Re: Occasional Read Timeout with Mech
by Anonymous Monk on Dec 17, 2014 at 11:39 UTC

    One possibility is that it has nothing to do with Perl but instead once in a while the connection to the server never gets established for whatever reason. Have you tried doing the same thing your script is doing with a program like wget to see if you have the same problem there? Connections not getting established can actually be somewhat normal depending on where the server is in relation to the client (i.e. are you going over an Internet connection or is it on a local network?). You can also try to capture a failed connection with Wireshark to get a better idea if this problem is at the network level.

      Update: ... never gets established or gets interrupted for whatever reason. (Really, a lot of things can go wrong on a network connection depending on how far away the server is...)
      Actually, I have tried wget before WWW::Mechanize (I couldn't figure out correct settings for Mech initialization first) and it has worked. The connection is over internet. I am afraid taht the problem it is related with the host. I will probably increase time of sleep & timeout, as suggested by Discipulus.
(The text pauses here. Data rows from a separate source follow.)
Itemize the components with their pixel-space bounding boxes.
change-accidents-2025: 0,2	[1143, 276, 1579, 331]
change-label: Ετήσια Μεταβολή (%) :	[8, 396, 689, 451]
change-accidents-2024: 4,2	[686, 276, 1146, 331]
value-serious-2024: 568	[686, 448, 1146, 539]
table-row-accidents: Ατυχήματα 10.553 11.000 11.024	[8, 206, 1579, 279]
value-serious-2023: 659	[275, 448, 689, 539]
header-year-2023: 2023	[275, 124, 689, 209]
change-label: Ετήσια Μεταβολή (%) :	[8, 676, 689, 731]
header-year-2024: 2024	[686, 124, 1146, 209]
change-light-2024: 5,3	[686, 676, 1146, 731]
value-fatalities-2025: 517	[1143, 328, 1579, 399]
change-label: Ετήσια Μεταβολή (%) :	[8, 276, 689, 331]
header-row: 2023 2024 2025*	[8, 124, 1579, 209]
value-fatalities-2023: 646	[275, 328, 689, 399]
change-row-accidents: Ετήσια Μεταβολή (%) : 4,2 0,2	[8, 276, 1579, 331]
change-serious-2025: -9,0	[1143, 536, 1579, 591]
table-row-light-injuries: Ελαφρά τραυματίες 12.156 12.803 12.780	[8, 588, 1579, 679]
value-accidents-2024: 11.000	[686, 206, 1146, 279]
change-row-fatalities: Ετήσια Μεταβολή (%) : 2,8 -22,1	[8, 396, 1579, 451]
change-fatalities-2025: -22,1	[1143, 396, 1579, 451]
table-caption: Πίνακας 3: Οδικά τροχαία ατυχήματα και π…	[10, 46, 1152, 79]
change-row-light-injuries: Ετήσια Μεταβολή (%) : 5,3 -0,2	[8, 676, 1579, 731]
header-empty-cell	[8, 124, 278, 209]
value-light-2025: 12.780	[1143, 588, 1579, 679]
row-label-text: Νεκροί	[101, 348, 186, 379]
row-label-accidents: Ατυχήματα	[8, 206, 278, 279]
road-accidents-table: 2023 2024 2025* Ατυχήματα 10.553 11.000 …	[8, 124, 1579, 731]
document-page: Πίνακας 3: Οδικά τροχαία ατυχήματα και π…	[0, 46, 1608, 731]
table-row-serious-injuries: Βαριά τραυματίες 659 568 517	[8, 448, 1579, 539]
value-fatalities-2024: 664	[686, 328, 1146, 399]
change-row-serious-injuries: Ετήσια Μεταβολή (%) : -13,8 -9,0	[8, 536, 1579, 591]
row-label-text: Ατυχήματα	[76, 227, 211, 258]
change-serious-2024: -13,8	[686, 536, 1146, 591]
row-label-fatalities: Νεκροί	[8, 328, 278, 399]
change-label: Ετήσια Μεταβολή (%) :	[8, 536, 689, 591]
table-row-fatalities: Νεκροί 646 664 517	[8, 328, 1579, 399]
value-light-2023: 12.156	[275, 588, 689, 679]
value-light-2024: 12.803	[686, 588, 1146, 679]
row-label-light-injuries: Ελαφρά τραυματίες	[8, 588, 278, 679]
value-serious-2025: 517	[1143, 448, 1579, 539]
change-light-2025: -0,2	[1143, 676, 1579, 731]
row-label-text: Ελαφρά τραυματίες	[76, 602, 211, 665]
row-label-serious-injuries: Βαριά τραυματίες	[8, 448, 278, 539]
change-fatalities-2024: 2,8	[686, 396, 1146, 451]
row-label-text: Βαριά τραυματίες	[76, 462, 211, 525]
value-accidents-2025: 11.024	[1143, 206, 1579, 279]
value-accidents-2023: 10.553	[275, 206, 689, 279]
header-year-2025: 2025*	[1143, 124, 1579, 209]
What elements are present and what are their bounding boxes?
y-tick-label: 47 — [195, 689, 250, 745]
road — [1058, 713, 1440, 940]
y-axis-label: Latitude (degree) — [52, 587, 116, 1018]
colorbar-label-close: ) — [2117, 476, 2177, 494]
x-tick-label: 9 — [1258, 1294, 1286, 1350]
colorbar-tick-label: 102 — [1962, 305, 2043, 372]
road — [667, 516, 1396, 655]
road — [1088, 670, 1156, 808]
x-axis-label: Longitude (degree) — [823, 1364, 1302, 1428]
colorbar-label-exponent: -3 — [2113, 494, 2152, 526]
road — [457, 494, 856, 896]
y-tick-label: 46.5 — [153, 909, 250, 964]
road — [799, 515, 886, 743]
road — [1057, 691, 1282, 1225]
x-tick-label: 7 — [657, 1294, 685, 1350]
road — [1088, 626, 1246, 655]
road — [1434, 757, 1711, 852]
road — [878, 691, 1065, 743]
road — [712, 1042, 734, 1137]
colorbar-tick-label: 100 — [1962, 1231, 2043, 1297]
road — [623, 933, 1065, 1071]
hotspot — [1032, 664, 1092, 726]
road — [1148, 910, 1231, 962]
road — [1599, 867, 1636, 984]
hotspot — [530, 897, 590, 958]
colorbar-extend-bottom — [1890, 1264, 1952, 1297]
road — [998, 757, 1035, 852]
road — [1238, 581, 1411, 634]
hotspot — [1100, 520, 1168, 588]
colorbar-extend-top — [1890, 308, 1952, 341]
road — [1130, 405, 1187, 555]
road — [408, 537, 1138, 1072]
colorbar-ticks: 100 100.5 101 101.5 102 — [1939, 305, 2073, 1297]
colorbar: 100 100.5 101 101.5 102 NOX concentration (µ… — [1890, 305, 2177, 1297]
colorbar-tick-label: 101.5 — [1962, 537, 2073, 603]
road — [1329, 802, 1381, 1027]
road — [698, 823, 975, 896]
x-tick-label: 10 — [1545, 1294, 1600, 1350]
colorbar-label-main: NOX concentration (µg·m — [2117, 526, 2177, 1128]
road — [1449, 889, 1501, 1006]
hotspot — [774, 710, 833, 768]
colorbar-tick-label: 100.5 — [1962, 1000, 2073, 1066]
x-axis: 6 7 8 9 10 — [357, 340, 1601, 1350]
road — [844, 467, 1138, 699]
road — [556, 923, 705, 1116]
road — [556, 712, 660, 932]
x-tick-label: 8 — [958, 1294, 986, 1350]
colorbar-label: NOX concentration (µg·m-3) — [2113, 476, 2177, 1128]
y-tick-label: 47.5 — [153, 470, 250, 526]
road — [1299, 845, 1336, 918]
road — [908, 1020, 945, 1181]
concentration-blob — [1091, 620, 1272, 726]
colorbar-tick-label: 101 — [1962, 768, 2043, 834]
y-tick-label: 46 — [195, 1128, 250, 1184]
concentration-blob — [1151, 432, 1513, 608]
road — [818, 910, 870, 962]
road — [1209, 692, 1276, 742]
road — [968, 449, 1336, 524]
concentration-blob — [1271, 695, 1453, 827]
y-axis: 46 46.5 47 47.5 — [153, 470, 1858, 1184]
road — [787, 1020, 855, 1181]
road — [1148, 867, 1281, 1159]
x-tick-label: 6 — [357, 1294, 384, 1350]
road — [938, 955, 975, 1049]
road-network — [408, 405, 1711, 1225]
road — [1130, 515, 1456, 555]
Thx for your answer.
Re: Occasional Read Timeout with Mech
by benwills (Sexton) on Dec 17, 2014 at 23:43 UTC

    I run a lot of http requests to pull web pages. Errors in connecting (for me) occur in two ways: 1, to get the dns, and 2, to the host. Looking at line 268 of Methods.pm, it *seems* that the connection has already been established and there is an error reading the contents of the response. I say seems, because that's a sub that could be called from anywhere, including a DNS lookup.

    Do you have any other information about what else has happened prior to the error? Does this happen all 5 times of your loop, and that's when there's a problem? Or does it just happen randomly and kill the script? And what percentage of the time does it happen that the script errors out like this?

      The script runs twice in a day. This problem occurred in two specific days (all runs were unsuccessful in these days). Day after and the script worked well again. Yes, connection was established, and the Read Timeout occurred in all iterations of the loop (on the same place). The script was not killed, I use Try::Tiny for that (and send reports via e-mail.) The target file (plain HTML source) is small.

      I know that there were similar problems. I didn't expect this to be tho cause, because the read timeout happens exceptionally.

        If the issue is what you linked to, which seems very similar to your situation, I'd try another module that supports SSL. If all you're doing is basically grabbing one HTML page, Mechanize is a bit over-featured for that, and you should have several other modules available to you as options. You could easily test and move to another module without many changes to your code.

        If it's not that issue you linked to, I'd need more information on what's happening to diagnose it any further. But a longer timeout wouldn't actually "fix" it, as the issue would still remain. And for a small html page, you should be pulling that in in a second or two. So if you find yourself "solving" it by increasing the timeout, the problem will still be there.

        If you're just making a simple get request and reading a web page, I'd go with IO::Socket::SSL. In general, I prefer to do things with as simple and basic of modules as possible. This way, when you do have bugs like you're having, there's far less code to sift through to find the source, and you also have less that can get in the way as bugs.

        Give that a shot and report back. If you're still having problems, report back with more details on exactly what you're doing in terms of the URL you're grabbing (or one very similar) and how the rest is set up. I'll then try and recreate it on my end to see if we can unwind the issue.

      "..that's a sub that could be called from anywhere, including a DNS lookup.." - the timeout in IO::Socket objects does not account for DNS lookups. The same is true for LWP::UserAgent and WWW::Mechanize, which just use the timeout from IO::Socket.